Войку помнил и своих товарищей — воинов Земли Молдавской; сколько было между ними истинных рыцарей, благородных, честных и беззаветно храбрых, — хотя и без рыцарской перевязи, хотя и пришедших на поле битвы из убогой хижины
землепашца или пастуха! Сколько их пало под Высоким Мостом, в Мангупе, Белой долине, под Хотином; сколько служит и теперь в войске своей страны либо возвратилось к своим очагам! А их государь, удивляющий ныне мир? Впрочем, Штефан-воевода никогда и не пытался казаться рыцарем, не называл себя им. Он просто и честно вершил свой труд и ратный подвиг государя и полководца, как мог и как дозволяли события и силы, втянутые в них. И не заботился о том, как оценят люди его труды, ибо долг свой исполнял на совесть.
Да, были истинные рыцари в мире. Чербул видел их, бился рядом, слышал многое об иных, далеких. Но сколько на каждого истинного было ложных! Какой ничтожной всегда казалась миру горстка подлинных паладинов правды против бесчисленного множества бесчестных и алчных самозванцев!
Как найти этому объяснение? — думал Войку, ведя отряд бескрайней Буджакской степью.

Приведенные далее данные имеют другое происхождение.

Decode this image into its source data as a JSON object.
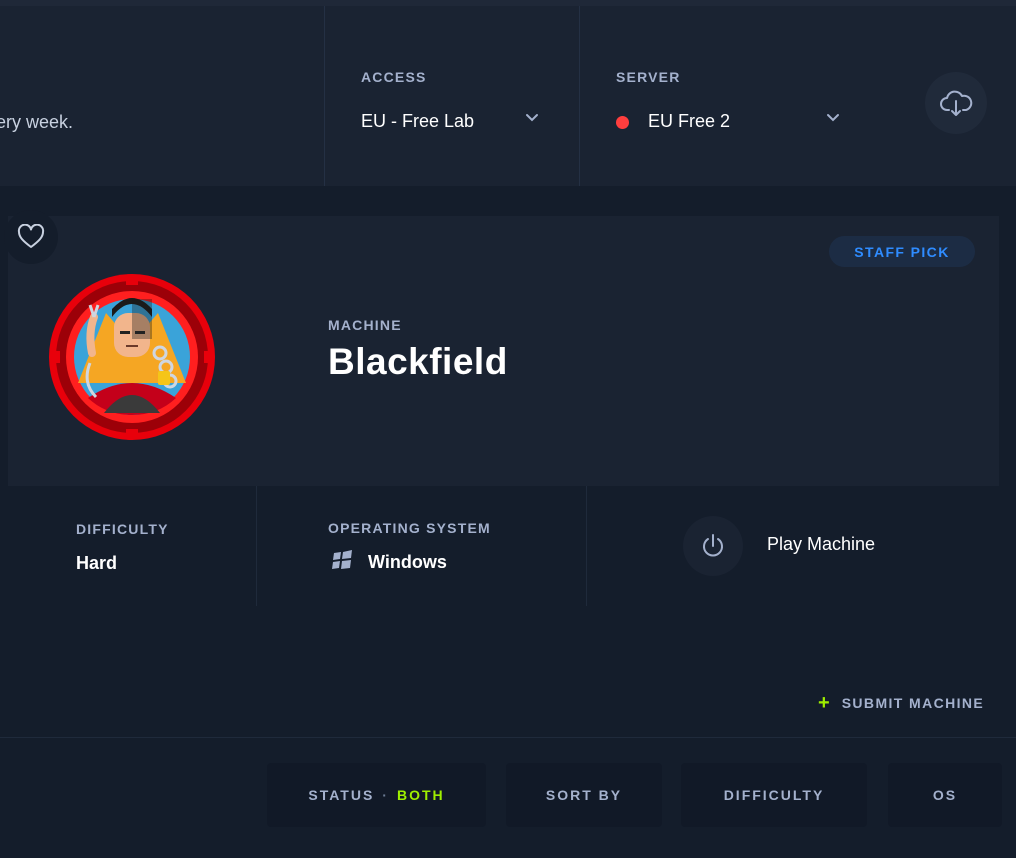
{
  "topbar": {
    "announcement": "ery week.",
    "access": {
      "label": "ACCESS",
      "value": "EU - Free Lab"
    },
    "server": {
      "label": "SERVER",
      "value": "EU Free 2",
      "status_color": "#ff3e3e"
    },
    "download_icon": "cloud-download-icon"
  },
  "machine": {
    "badge": "STAFF PICK",
    "label": "MACHINE",
    "name": "Blackfield",
    "favorite_icon": "heart-icon",
    "difficulty_label": "DIFFICULTY",
    "difficulty": "Hard",
    "os_label": "OPERATING SYSTEM",
    "os": "Windows",
    "os_icon": "windows-icon",
    "play_label": "Play Machine",
    "play_icon": "power-icon"
  },
  "actions": {
    "submit": "SUBMIT MACHINE"
  },
  "filters": {
    "status_label": "STATUS",
    "status_sep": "·",
    "status_value": "BOTH",
    "sort_by": "SORT BY",
    "difficulty": "DIFFICULTY",
    "os": "OS"
  },
  "colors": {
    "accent_green": "#9fef00",
    "accent_blue": "#2f8cff",
    "background": "#141d2b",
    "panel": "#1a2332"
  }
}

Чем было в самом деле рыцарство, неужто только смешным и нелепым вызовом, который кучка воинов правды в безумном порыве бросила истинной и страшной
сущности человека? Или все дело в том, что каждый раз, когда над миром взвивается благородное знамя, в ряды его бойцов пробираются люди с сердцами зайцев и душами палачей. В боях эти приставшие к делу, не подвергая себя опасности, умело прячутся за спинами истинных борцов. Когда же великая битва выиграна, а те, кто добыл победу, большей частью полегли, когда истинных уже нет, ложные и лживые, выступив вперед в доспехах павших, поступают, как свойственно низким душам, оборачивая завоеванное во имя высокой цели себе на корысть. Возможно, все дело в том, что плох этот мир, что лучшего быть не может. Но как тогда объяснить, что храбрость и справедливость вызывают уважение даже у худших из живущих, а благородство, доброта и щедрость неизменно находят отклик в человеческих сердцах?

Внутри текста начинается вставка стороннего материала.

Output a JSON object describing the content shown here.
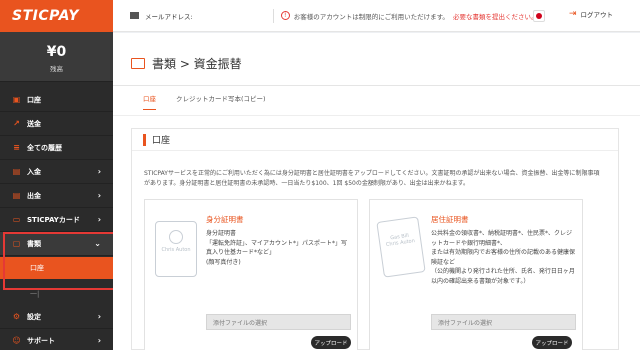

— Впереди татары, пане капитан! — крикнул витязь передового дозора, подлетевший к отряду на всем скаку. — Чамбул не более сотни; заметили нас и улепетывают к Днестру!
Войку вынул саблю, взмахнул ею, будто салютуя своим боевым товарищам — рыцарям всех времен. Мгновение спустя сотня Чербула во весь опор мчалась по золоту ковыля наперерез уходившим в Дикому полю степным хищникам.